Published online by Cambridge University Press: 07 January 2025
Since the days of the fifteenth-century tadhkira-writer Dowlatshāh it has become a cliché to describe the importance of ˙ hakīm Majdūd-i Ādam Sanā’ī (who died in Ghazna in 525/1130) to the development of Persian mystical poetry by quoting a line of verse which is attributed to Mowlānā Jalāl al-Dīn Rūmī:
ʿAṭṭār was the soul and Sanā’ī his two eyes
we came in the footsteps of Sanā’ī and ʿAṭṭār
As a matter of fact, almost everything about this quotation is wrong. To begin with, it is not a line by Rūmī himself but it can be traced back to a ghazal of his son Sulṭān Valad. In the printed Dīvān of the latter we find a reading for the second half-verse which differs considerably from the one quoted by Dowlatshāh. It runs:
we have come as a qibla to Sanā’ī and ʿAṭtṭār.

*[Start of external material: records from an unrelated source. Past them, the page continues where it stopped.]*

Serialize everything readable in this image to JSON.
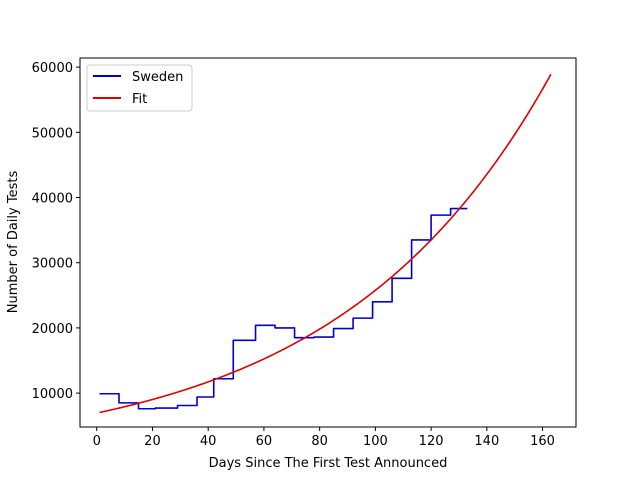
{
  "chart_data": {
    "type": "line",
    "xlabel": "Days Since The First Test Announced",
    "ylabel": "Number of Daily Tests",
    "xlim": [
      -6,
      172
    ],
    "ylim": [
      4800,
      61400
    ],
    "xticks": [
      0,
      20,
      40,
      60,
      80,
      100,
      120,
      140,
      160
    ],
    "yticks": [
      10000,
      20000,
      30000,
      40000,
      50000,
      60000
    ],
    "grid": false,
    "legend": "top-left",
    "series": [
      {
        "name": "Sweden",
        "color": "#0000cc",
        "style": "step",
        "points": [
          [
            1,
            9900
          ],
          [
            8,
            9900
          ],
          [
            8,
            8500
          ],
          [
            15,
            8500
          ],
          [
            15,
            7600
          ],
          [
            21,
            7600
          ],
          [
            21,
            7700
          ],
          [
            29,
            7700
          ],
          [
            29,
            8100
          ],
          [
            36,
            8100
          ],
          [
            36,
            9400
          ],
          [
            42,
            9400
          ],
          [
            42,
            12200
          ],
          [
            49,
            12200
          ],
          [
            49,
            18100
          ],
          [
            57,
            18100
          ],
          [
            57,
            20400
          ],
          [
            64,
            20400
          ],
          [
            64,
            20000
          ],
          [
            71,
            20000
          ],
          [
            71,
            18500
          ],
          [
            78,
            18500
          ],
          [
            78,
            18600
          ],
          [
            85,
            18600
          ],
          [
            85,
            19900
          ],
          [
            92,
            19900
          ],
          [
            92,
            21500
          ],
          [
            99,
            21500
          ],
          [
            99,
            24000
          ],
          [
            106,
            24000
          ],
          [
            106,
            27600
          ],
          [
            113,
            27600
          ],
          [
            113,
            33500
          ],
          [
            120,
            33500
          ],
          [
            120,
            37300
          ],
          [
            127,
            37300
          ],
          [
            127,
            38300
          ],
          [
            133,
            38300
          ]
        ]
      },
      {
        "name": "Fit",
        "color": "#dd0000",
        "style": "curve",
        "model": {
          "a": 6935,
          "b": 0.013125,
          "x_start": 1,
          "x_end": 163
        }
      }
    ]
  }
}
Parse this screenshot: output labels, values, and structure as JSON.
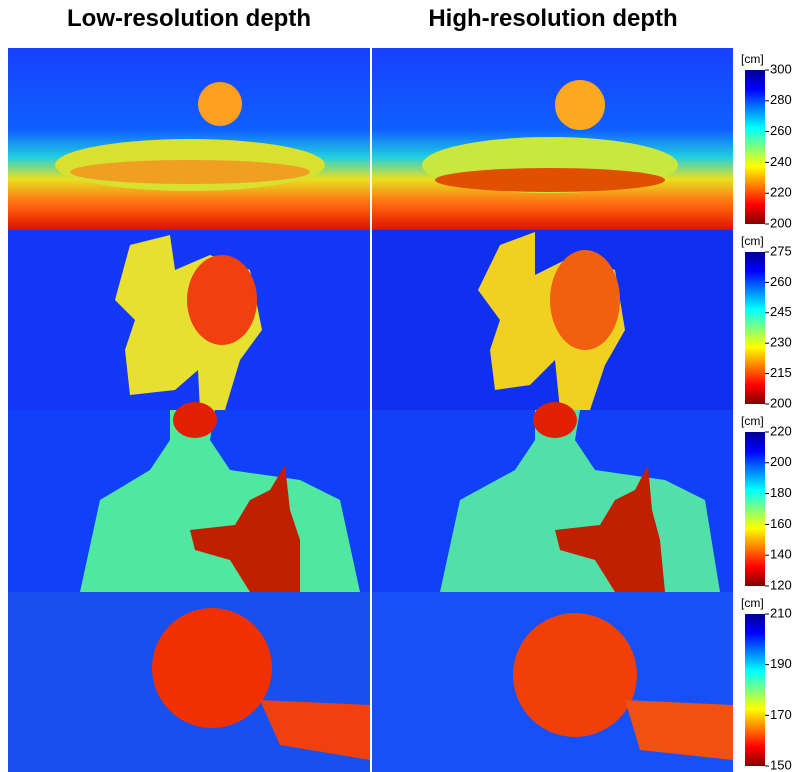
{
  "columns": [
    "Low-resolution depth",
    "High-resolution depth"
  ],
  "colorbars": [
    {
      "unit": "[cm]",
      "range": [
        200,
        300
      ],
      "ticks": [
        200,
        220,
        240,
        260,
        280,
        300
      ]
    },
    {
      "unit": "[cm]",
      "range": [
        200,
        275
      ],
      "ticks": [
        200,
        215,
        230,
        245,
        260,
        275
      ]
    },
    {
      "unit": "[cm]",
      "range": [
        120,
        220
      ],
      "ticks": [
        120,
        140,
        160,
        180,
        200,
        220
      ]
    },
    {
      "unit": "[cm]",
      "range": [
        150,
        210
      ],
      "ticks": [
        150,
        170,
        190,
        210
      ]
    }
  ]
}
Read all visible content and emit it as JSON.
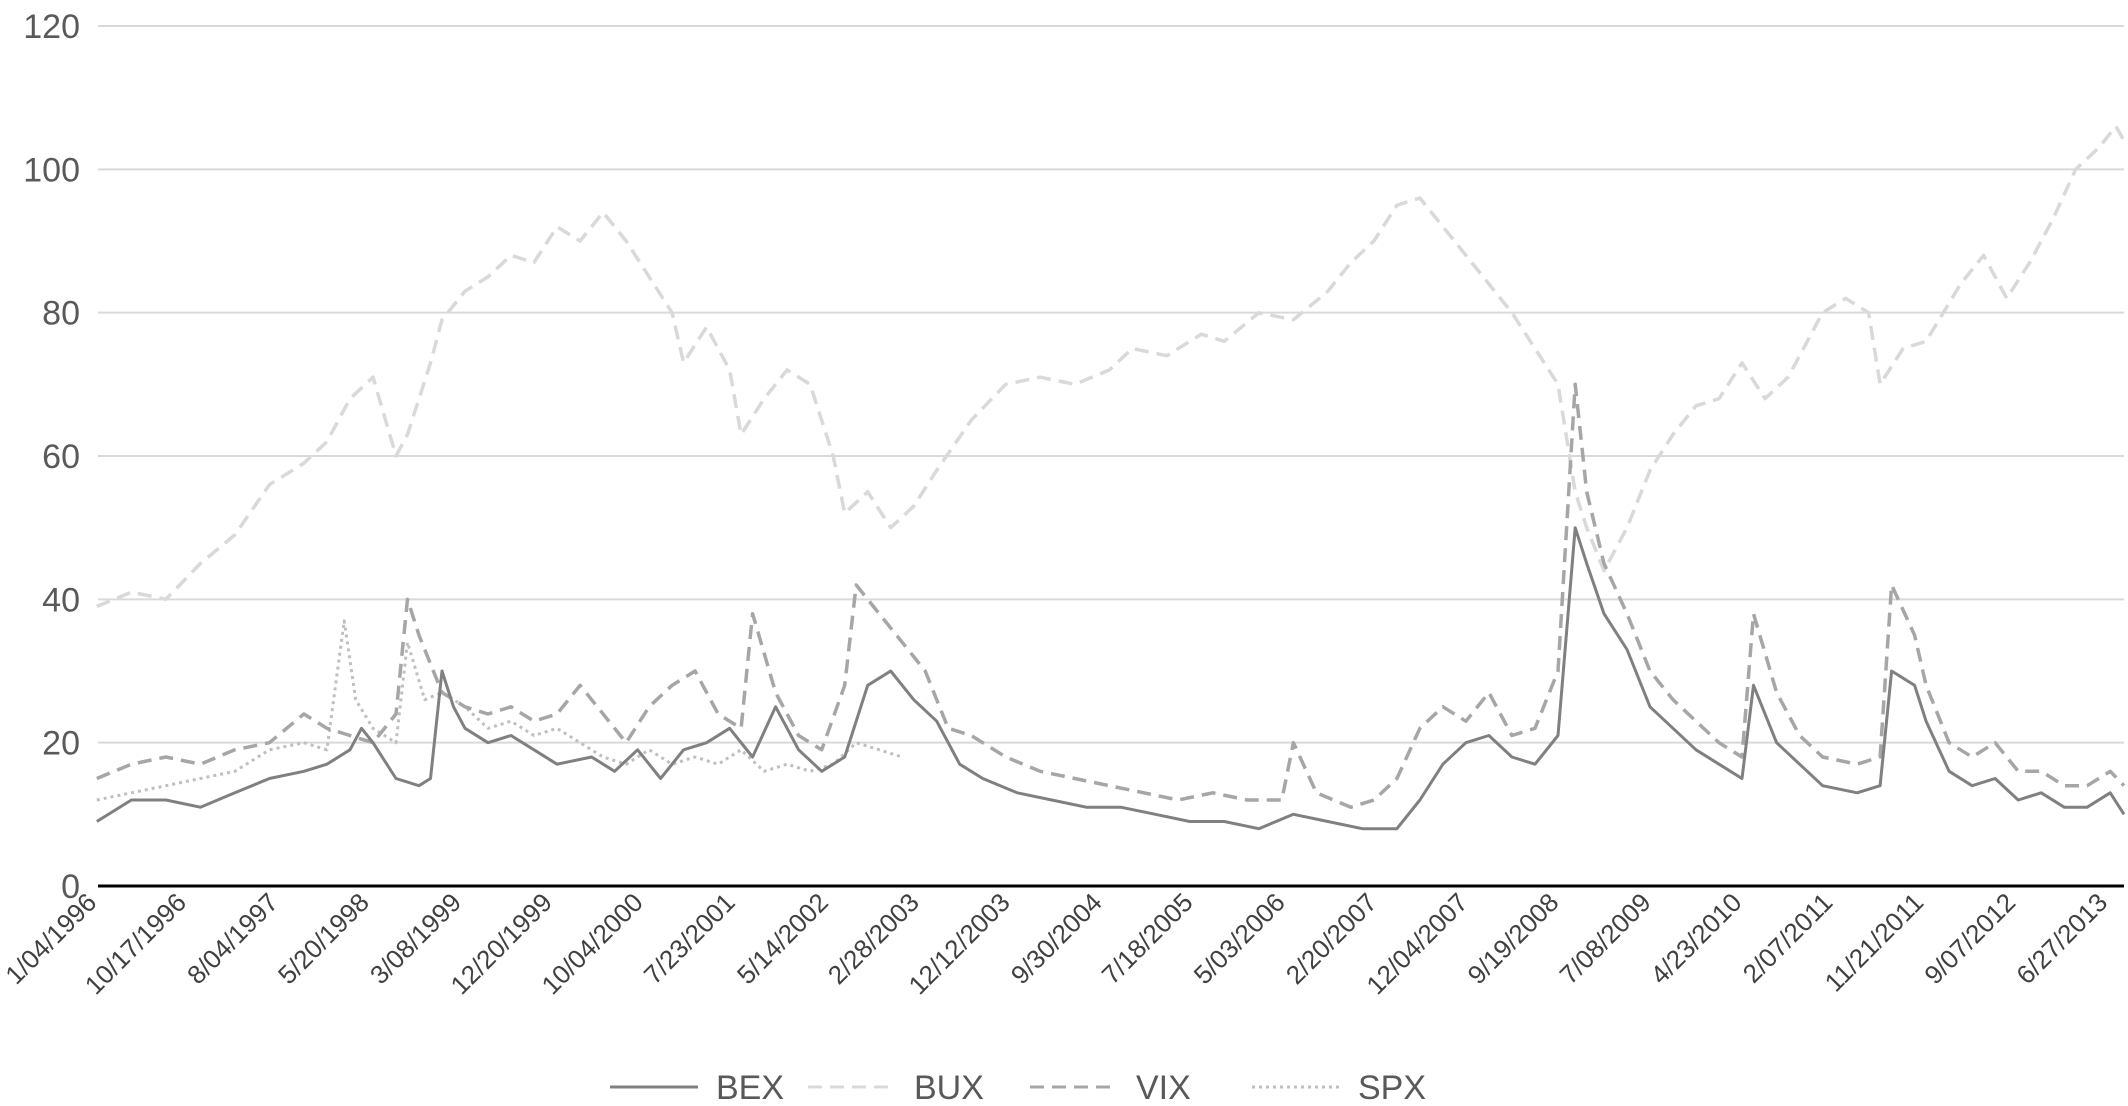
{
  "chart_data": {
    "type": "line",
    "title": "",
    "xlabel": "",
    "ylabel": "",
    "ylim": [
      0,
      120
    ],
    "yticks": [
      0,
      20,
      40,
      60,
      80,
      100,
      120
    ],
    "grid": true,
    "legend_position": "bottom",
    "x_tick_labels": [
      "1/04/1996",
      "10/17/1996",
      "8/04/1997",
      "5/20/1998",
      "3/08/1999",
      "12/20/1999",
      "10/04/2000",
      "7/23/2001",
      "5/14/2002",
      "2/28/2003",
      "12/12/2003",
      "9/30/2004",
      "7/18/2005",
      "5/03/2006",
      "2/20/2007",
      "12/04/2007",
      "9/19/2008",
      "7/08/2009",
      "4/23/2010",
      "2/07/2011",
      "11/21/2011",
      "9/07/2012",
      "6/27/2013"
    ],
    "x_tick_years": [
      1996.01,
      1996.79,
      1997.59,
      1998.38,
      1999.18,
      1999.97,
      2000.76,
      2001.56,
      2002.37,
      2003.16,
      2003.95,
      2004.75,
      2005.54,
      2006.34,
      2007.14,
      2007.93,
      2008.72,
      2009.52,
      2010.31,
      2011.1,
      2011.89,
      2012.69,
      2013.49
    ],
    "x_range_years": [
      1996.01,
      2013.62
    ],
    "series": [
      {
        "name": "BEX",
        "style": "solid",
        "color": "#808080",
        "points": [
          [
            1996.0,
            9
          ],
          [
            1996.3,
            12
          ],
          [
            1996.6,
            12
          ],
          [
            1996.9,
            11
          ],
          [
            1997.2,
            13
          ],
          [
            1997.5,
            15
          ],
          [
            1997.8,
            16
          ],
          [
            1998.0,
            17
          ],
          [
            1998.2,
            19
          ],
          [
            1998.3,
            22
          ],
          [
            1998.4,
            20
          ],
          [
            1998.6,
            15
          ],
          [
            1998.8,
            14
          ],
          [
            1998.9,
            15
          ],
          [
            1999.0,
            30
          ],
          [
            1999.1,
            25
          ],
          [
            1999.2,
            22
          ],
          [
            1999.4,
            20
          ],
          [
            1999.6,
            21
          ],
          [
            1999.8,
            19
          ],
          [
            2000.0,
            17
          ],
          [
            2000.3,
            18
          ],
          [
            2000.5,
            16
          ],
          [
            2000.7,
            19
          ],
          [
            2000.9,
            15
          ],
          [
            2001.1,
            19
          ],
          [
            2001.3,
            20
          ],
          [
            2001.5,
            22
          ],
          [
            2001.7,
            18
          ],
          [
            2001.9,
            25
          ],
          [
            2002.1,
            19
          ],
          [
            2002.3,
            16
          ],
          [
            2002.5,
            18
          ],
          [
            2002.7,
            28
          ],
          [
            2002.9,
            30
          ],
          [
            2003.1,
            26
          ],
          [
            2003.3,
            23
          ],
          [
            2003.5,
            17
          ],
          [
            2003.7,
            15
          ],
          [
            2004.0,
            13
          ],
          [
            2004.3,
            12
          ],
          [
            2004.6,
            11
          ],
          [
            2004.9,
            11
          ],
          [
            2005.2,
            10
          ],
          [
            2005.5,
            9
          ],
          [
            2005.8,
            9
          ],
          [
            2006.1,
            8
          ],
          [
            2006.4,
            10
          ],
          [
            2006.7,
            9
          ],
          [
            2007.0,
            8
          ],
          [
            2007.3,
            8
          ],
          [
            2007.5,
            12
          ],
          [
            2007.7,
            17
          ],
          [
            2007.9,
            20
          ],
          [
            2008.1,
            21
          ],
          [
            2008.3,
            18
          ],
          [
            2008.5,
            17
          ],
          [
            2008.7,
            21
          ],
          [
            2008.85,
            50
          ],
          [
            2008.95,
            45
          ],
          [
            2009.1,
            38
          ],
          [
            2009.3,
            33
          ],
          [
            2009.5,
            25
          ],
          [
            2009.7,
            22
          ],
          [
            2009.9,
            19
          ],
          [
            2010.1,
            17
          ],
          [
            2010.3,
            15
          ],
          [
            2010.4,
            28
          ],
          [
            2010.6,
            20
          ],
          [
            2010.8,
            17
          ],
          [
            2011.0,
            14
          ],
          [
            2011.3,
            13
          ],
          [
            2011.5,
            14
          ],
          [
            2011.6,
            30
          ],
          [
            2011.8,
            28
          ],
          [
            2011.9,
            23
          ],
          [
            2012.1,
            16
          ],
          [
            2012.3,
            14
          ],
          [
            2012.5,
            15
          ],
          [
            2012.7,
            12
          ],
          [
            2012.9,
            13
          ],
          [
            2013.1,
            11
          ],
          [
            2013.3,
            11
          ],
          [
            2013.5,
            13
          ],
          [
            2013.62,
            10
          ]
        ]
      },
      {
        "name": "BUX",
        "style": "dashed",
        "color": "#d9d9d9",
        "points": [
          [
            1996.0,
            39
          ],
          [
            1996.3,
            41
          ],
          [
            1996.6,
            40
          ],
          [
            1996.9,
            45
          ],
          [
            1997.2,
            49
          ],
          [
            1997.5,
            56
          ],
          [
            1997.8,
            59
          ],
          [
            1998.0,
            62
          ],
          [
            1998.2,
            68
          ],
          [
            1998.4,
            71
          ],
          [
            1998.6,
            60
          ],
          [
            1998.7,
            63
          ],
          [
            1998.9,
            73
          ],
          [
            1999.0,
            79
          ],
          [
            1999.2,
            83
          ],
          [
            1999.4,
            85
          ],
          [
            1999.6,
            88
          ],
          [
            1999.8,
            87
          ],
          [
            2000.0,
            92
          ],
          [
            2000.2,
            90
          ],
          [
            2000.4,
            94
          ],
          [
            2000.6,
            90
          ],
          [
            2000.8,
            85
          ],
          [
            2001.0,
            80
          ],
          [
            2001.1,
            73
          ],
          [
            2001.3,
            78
          ],
          [
            2001.5,
            72
          ],
          [
            2001.6,
            63
          ],
          [
            2001.8,
            68
          ],
          [
            2002.0,
            72
          ],
          [
            2002.2,
            70
          ],
          [
            2002.4,
            60
          ],
          [
            2002.5,
            52
          ],
          [
            2002.7,
            55
          ],
          [
            2002.9,
            50
          ],
          [
            2003.1,
            53
          ],
          [
            2003.3,
            58
          ],
          [
            2003.6,
            65
          ],
          [
            2003.9,
            70
          ],
          [
            2004.2,
            71
          ],
          [
            2004.5,
            70
          ],
          [
            2004.8,
            72
          ],
          [
            2005.0,
            75
          ],
          [
            2005.3,
            74
          ],
          [
            2005.6,
            77
          ],
          [
            2005.8,
            76
          ],
          [
            2006.1,
            80
          ],
          [
            2006.4,
            79
          ],
          [
            2006.7,
            83
          ],
          [
            2006.9,
            87
          ],
          [
            2007.1,
            90
          ],
          [
            2007.3,
            95
          ],
          [
            2007.5,
            96
          ],
          [
            2007.7,
            92
          ],
          [
            2007.9,
            88
          ],
          [
            2008.1,
            84
          ],
          [
            2008.3,
            80
          ],
          [
            2008.5,
            75
          ],
          [
            2008.7,
            70
          ],
          [
            2008.85,
            55
          ],
          [
            2008.95,
            50
          ],
          [
            2009.1,
            44
          ],
          [
            2009.3,
            50
          ],
          [
            2009.5,
            58
          ],
          [
            2009.7,
            63
          ],
          [
            2009.9,
            67
          ],
          [
            2010.1,
            68
          ],
          [
            2010.3,
            73
          ],
          [
            2010.5,
            68
          ],
          [
            2010.7,
            71
          ],
          [
            2011.0,
            80
          ],
          [
            2011.2,
            82
          ],
          [
            2011.4,
            80
          ],
          [
            2011.5,
            70
          ],
          [
            2011.7,
            75
          ],
          [
            2011.9,
            76
          ],
          [
            2012.2,
            84
          ],
          [
            2012.4,
            88
          ],
          [
            2012.6,
            82
          ],
          [
            2012.8,
            87
          ],
          [
            2013.0,
            93
          ],
          [
            2013.2,
            100
          ],
          [
            2013.4,
            103
          ],
          [
            2013.55,
            106
          ],
          [
            2013.62,
            104
          ]
        ]
      },
      {
        "name": "VIX",
        "style": "dashed",
        "color": "#a6a6a6",
        "points": [
          [
            1996.0,
            15
          ],
          [
            1996.3,
            17
          ],
          [
            1996.6,
            18
          ],
          [
            1996.9,
            17
          ],
          [
            1997.2,
            19
          ],
          [
            1997.5,
            20
          ],
          [
            1997.8,
            24
          ],
          [
            1998.0,
            22
          ],
          [
            1998.2,
            21
          ],
          [
            1998.4,
            20
          ],
          [
            1998.6,
            24
          ],
          [
            1998.7,
            40
          ],
          [
            1998.8,
            35
          ],
          [
            1999.0,
            27
          ],
          [
            1999.2,
            25
          ],
          [
            1999.4,
            24
          ],
          [
            1999.6,
            25
          ],
          [
            1999.8,
            23
          ],
          [
            2000.0,
            24
          ],
          [
            2000.2,
            28
          ],
          [
            2000.4,
            24
          ],
          [
            2000.6,
            20
          ],
          [
            2000.8,
            25
          ],
          [
            2001.0,
            28
          ],
          [
            2001.2,
            30
          ],
          [
            2001.4,
            24
          ],
          [
            2001.6,
            22
          ],
          [
            2001.7,
            38
          ],
          [
            2001.9,
            27
          ],
          [
            2002.1,
            21
          ],
          [
            2002.3,
            19
          ],
          [
            2002.5,
            28
          ],
          [
            2002.6,
            42
          ],
          [
            2002.8,
            38
          ],
          [
            2003.0,
            34
          ],
          [
            2003.2,
            30
          ],
          [
            2003.4,
            22
          ],
          [
            2003.6,
            21
          ],
          [
            2003.9,
            18
          ],
          [
            2004.2,
            16
          ],
          [
            2004.5,
            15
          ],
          [
            2004.8,
            14
          ],
          [
            2005.1,
            13
          ],
          [
            2005.4,
            12
          ],
          [
            2005.7,
            13
          ],
          [
            2006.0,
            12
          ],
          [
            2006.3,
            12
          ],
          [
            2006.4,
            20
          ],
          [
            2006.6,
            13
          ],
          [
            2006.9,
            11
          ],
          [
            2007.1,
            12
          ],
          [
            2007.3,
            15
          ],
          [
            2007.5,
            22
          ],
          [
            2007.7,
            25
          ],
          [
            2007.9,
            23
          ],
          [
            2008.1,
            27
          ],
          [
            2008.3,
            21
          ],
          [
            2008.5,
            22
          ],
          [
            2008.7,
            30
          ],
          [
            2008.85,
            70
          ],
          [
            2008.95,
            55
          ],
          [
            2009.1,
            45
          ],
          [
            2009.3,
            38
          ],
          [
            2009.5,
            30
          ],
          [
            2009.7,
            26
          ],
          [
            2009.9,
            23
          ],
          [
            2010.1,
            20
          ],
          [
            2010.3,
            18
          ],
          [
            2010.4,
            38
          ],
          [
            2010.6,
            27
          ],
          [
            2010.8,
            21
          ],
          [
            2011.0,
            18
          ],
          [
            2011.3,
            17
          ],
          [
            2011.5,
            18
          ],
          [
            2011.6,
            42
          ],
          [
            2011.8,
            35
          ],
          [
            2011.9,
            28
          ],
          [
            2012.1,
            20
          ],
          [
            2012.3,
            18
          ],
          [
            2012.5,
            20
          ],
          [
            2012.7,
            16
          ],
          [
            2012.9,
            16
          ],
          [
            2013.1,
            14
          ],
          [
            2013.3,
            14
          ],
          [
            2013.5,
            16
          ],
          [
            2013.62,
            14
          ]
        ]
      },
      {
        "name": "SPX",
        "style": "dotted",
        "color": "#bfbfbf",
        "points": [
          [
            1996.0,
            12
          ],
          [
            1996.3,
            13
          ],
          [
            1996.6,
            14
          ],
          [
            1996.9,
            15
          ],
          [
            1997.2,
            16
          ],
          [
            1997.5,
            19
          ],
          [
            1997.8,
            20
          ],
          [
            1998.0,
            19
          ],
          [
            1998.15,
            37
          ],
          [
            1998.25,
            26
          ],
          [
            1998.4,
            22
          ],
          [
            1998.6,
            20
          ],
          [
            1998.7,
            34
          ],
          [
            1998.85,
            26
          ],
          [
            1999.0,
            27
          ],
          [
            1999.2,
            25
          ],
          [
            1999.4,
            22
          ],
          [
            1999.6,
            23
          ],
          [
            1999.8,
            21
          ],
          [
            2000.0,
            22
          ],
          [
            2000.2,
            20
          ],
          [
            2000.4,
            18
          ],
          [
            2000.6,
            17
          ],
          [
            2000.8,
            19
          ],
          [
            2001.0,
            17
          ],
          [
            2001.2,
            18
          ],
          [
            2001.4,
            17
          ],
          [
            2001.6,
            19
          ],
          [
            2001.8,
            16
          ],
          [
            2002.0,
            17
          ],
          [
            2002.2,
            16
          ],
          [
            2002.4,
            17
          ],
          [
            2002.6,
            20
          ],
          [
            2002.8,
            19
          ],
          [
            2003.0,
            18
          ]
        ]
      }
    ]
  }
}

If this is the original reading of this half-verse (and there is no reason to doubt that), the fact that the poet identifies himself with the point to which his predecessors direct their worship cannot be interpreted as an expression of his indebtedness to their works. It is, on the contrary, a typical example of fakhr, the conventional boast of the Persian poet. What Sulṭān Valad is saying in fact is that his own poetry has taken the place of Sanā’ī's and ʿAṭṭār's poems; that it contains the perfect expression of the things they could only hint at. This is confirmed by other ghazals of Sulṭān Valad in which the same topos has been used in various forms, e.g.: “That Face which we have seen, has never been seen by Sanā’ī” or “We are the source of knowing and it was from the sea of our knowledge / that a drop has come to Sanā’ī and to ʿAṭṭār.”
We may very well assume that Sulṭān Valad made these statements not merely on his own behalf but on that of the early Mowlavī tradition as a whole.